Still, state revenue officials are interested in the various foreign-income provisions, Nikki Dobay, senior tax counsel at the Council On State Taxation, told Bloomberg Tax.
“For corporate taxpayers, they are required to figure out federal tax reform and how that will work for all the states they operate in,” she said. “For the state revenue officials, however, they have a bit more tunnel vision because they are just dealing with their individual state. So, I think they are very interested but come at it from a much different perspective.”
State officials—certainly auditors—"have always had an interest in collecting the greatest amount of tax possible regardless of whether they’ve reached a fair or correct result,” and the recent federal tax law changes don’t change that, Jeremy Abrams, counsel in Reed Smith LLP’s state tax group, told Bloomberg Tax.
“We are already seeing state legislatures struggle” with many of the federal tax law’s provisions, “both international and domestic,” Abrams said. “The less thoughtful, more short-sighted their solutions are, the more risks and opportunities there will be for taxpayers.”
So far this year, state lawmakers have been focused on individual-income provisions of the federal tax law, with a relative handful of state legislatures addressing business-income provisions. A fewer number of states, Georgia, Hawaii, Illinois, Minnesota, New York, Utah, and Wisconsin, have either considered or enacted legislation that addresses federal foreign-income provisions.
In general, the initial approach has been for states to adhere to federal provisions that increase revenue and decouple from those that decrease revenue, Crighton said.
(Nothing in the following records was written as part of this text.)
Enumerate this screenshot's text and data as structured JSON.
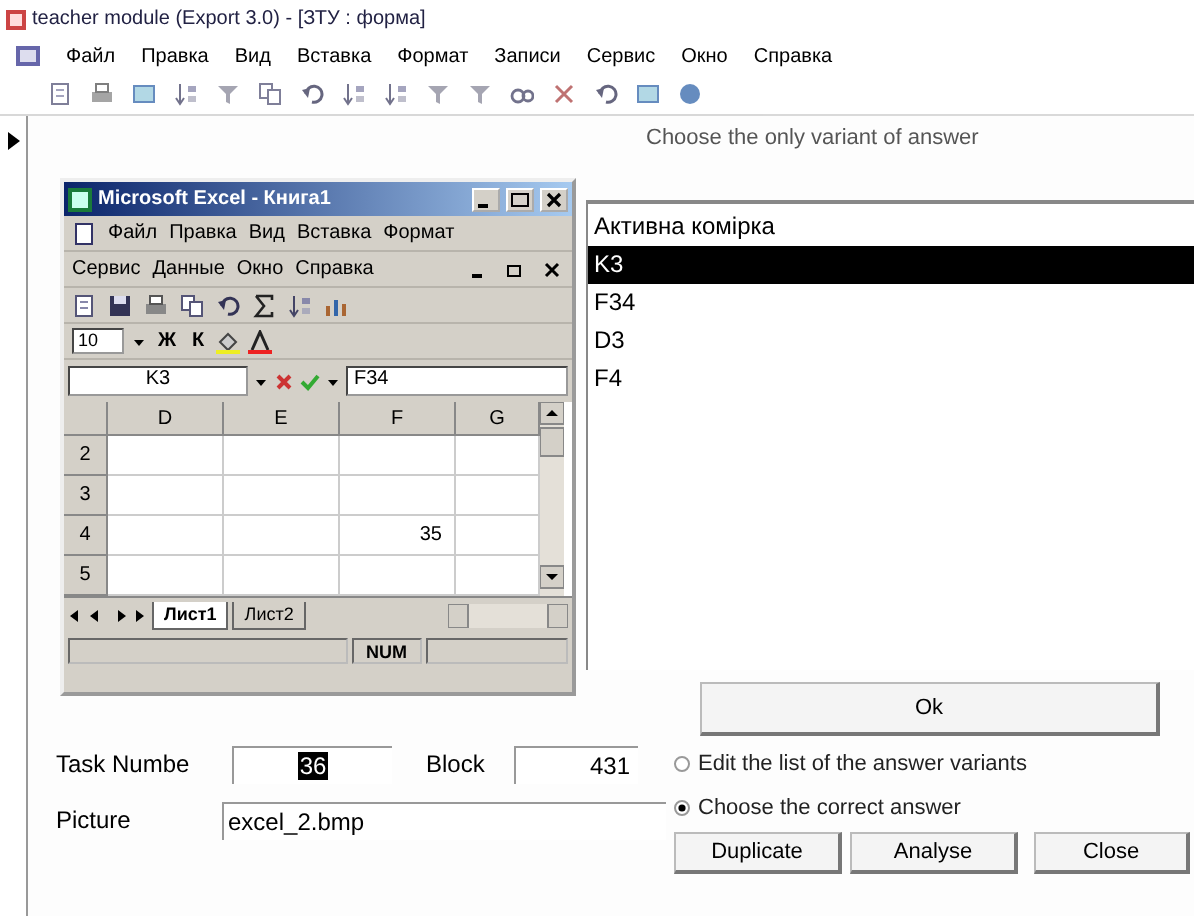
{
  "window": {
    "title": "teacher module (Export 3.0) - [ЗТУ : форма]"
  },
  "menu": [
    "Файл",
    "Правка",
    "Вид",
    "Вставка",
    "Формат",
    "Записи",
    "Сервис",
    "Окно",
    "Справка"
  ],
  "excel": {
    "title": "Microsoft Excel - Книга1",
    "menu_rows": [
      [
        "Файл",
        "Правка",
        "Вид",
        "Вставка",
        "Формат"
      ],
      [
        "Сервис",
        "Данные",
        "Окно",
        "Справка"
      ]
    ],
    "font_size": "10",
    "format_buttons": [
      "Ж",
      "К"
    ],
    "name_box": "K3",
    "formula": "F34",
    "columns": [
      "D",
      "E",
      "F",
      "G"
    ],
    "rows": [
      {
        "header": "2",
        "cells": [
          null,
          null,
          null,
          null
        ]
      },
      {
        "header": "3",
        "cells": [
          null,
          null,
          null,
          null
        ]
      },
      {
        "header": "4",
        "cells": [
          null,
          null,
          "35",
          null
        ]
      },
      {
        "header": "5",
        "cells": [
          null,
          null,
          null,
          null
        ]
      }
    ],
    "sheets": [
      {
        "label": "Лист1",
        "selected": true
      },
      {
        "label": "Лист2",
        "selected": false
      }
    ],
    "status": "NUM"
  },
  "answers": {
    "heading": "Choose the only variant of answer",
    "items": [
      {
        "label": "Активна комірка",
        "selected": false
      },
      {
        "label": "K3",
        "selected": true
      },
      {
        "label": "F34",
        "selected": false
      },
      {
        "label": "D3",
        "selected": false
      },
      {
        "label": "F4",
        "selected": false
      }
    ]
  },
  "ok_button": "Ok",
  "task": {
    "label": "Task Numbe",
    "value": "36"
  },
  "block": {
    "label": "Block",
    "value": "431"
  },
  "picture": {
    "label": "Picture",
    "value": "excel_2.bmp"
  },
  "modes": [
    {
      "label": "Edit the list of the answer variants",
      "selected": false
    },
    {
      "label": "Choose the correct answer",
      "selected": true
    }
  ],
  "buttons": [
    "Duplicate",
    "Analyse",
    "Close"
  ]
}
Another complicating factor, state tax regimes have been territorial in nature because of the need to apportion income to states, so that they are taxing earnings appropriately. This “makes the policy implications of federal tax reform and the mechanics of the law even more difficult” at the state level, Holley said.
To be consistent, any inclusion of the new foreign income, the repatriation inclusion and global intangible low-taxed income, requires that the factors generating this income be included in the apportionment formula, Smith said.
“States will need to craft rules for how the factors are to be calculated,” she said. “It should not be enough to merely include the income in the receipts factor because the income is a net basis while the rest of the receipts are usually on a gross basis.”
Another source of headaches will be inconsistencies arising out of state tax-return instructions, which “across the board” don’t yet reflect new federal guidance, Crighton said.
State instructions refer to federal taxable income as reported on Line 28 or Line 30 of the federal return but “mandatory repatriation won’t be there” because it appears on a separate Section 965 Transition Tax Statement and is included in the tax computation on Page 3 of Form 1120, she said.
That split between what the new U.S. law says and what the state instructions say will make the compliance mechanics “really challenging,” she said.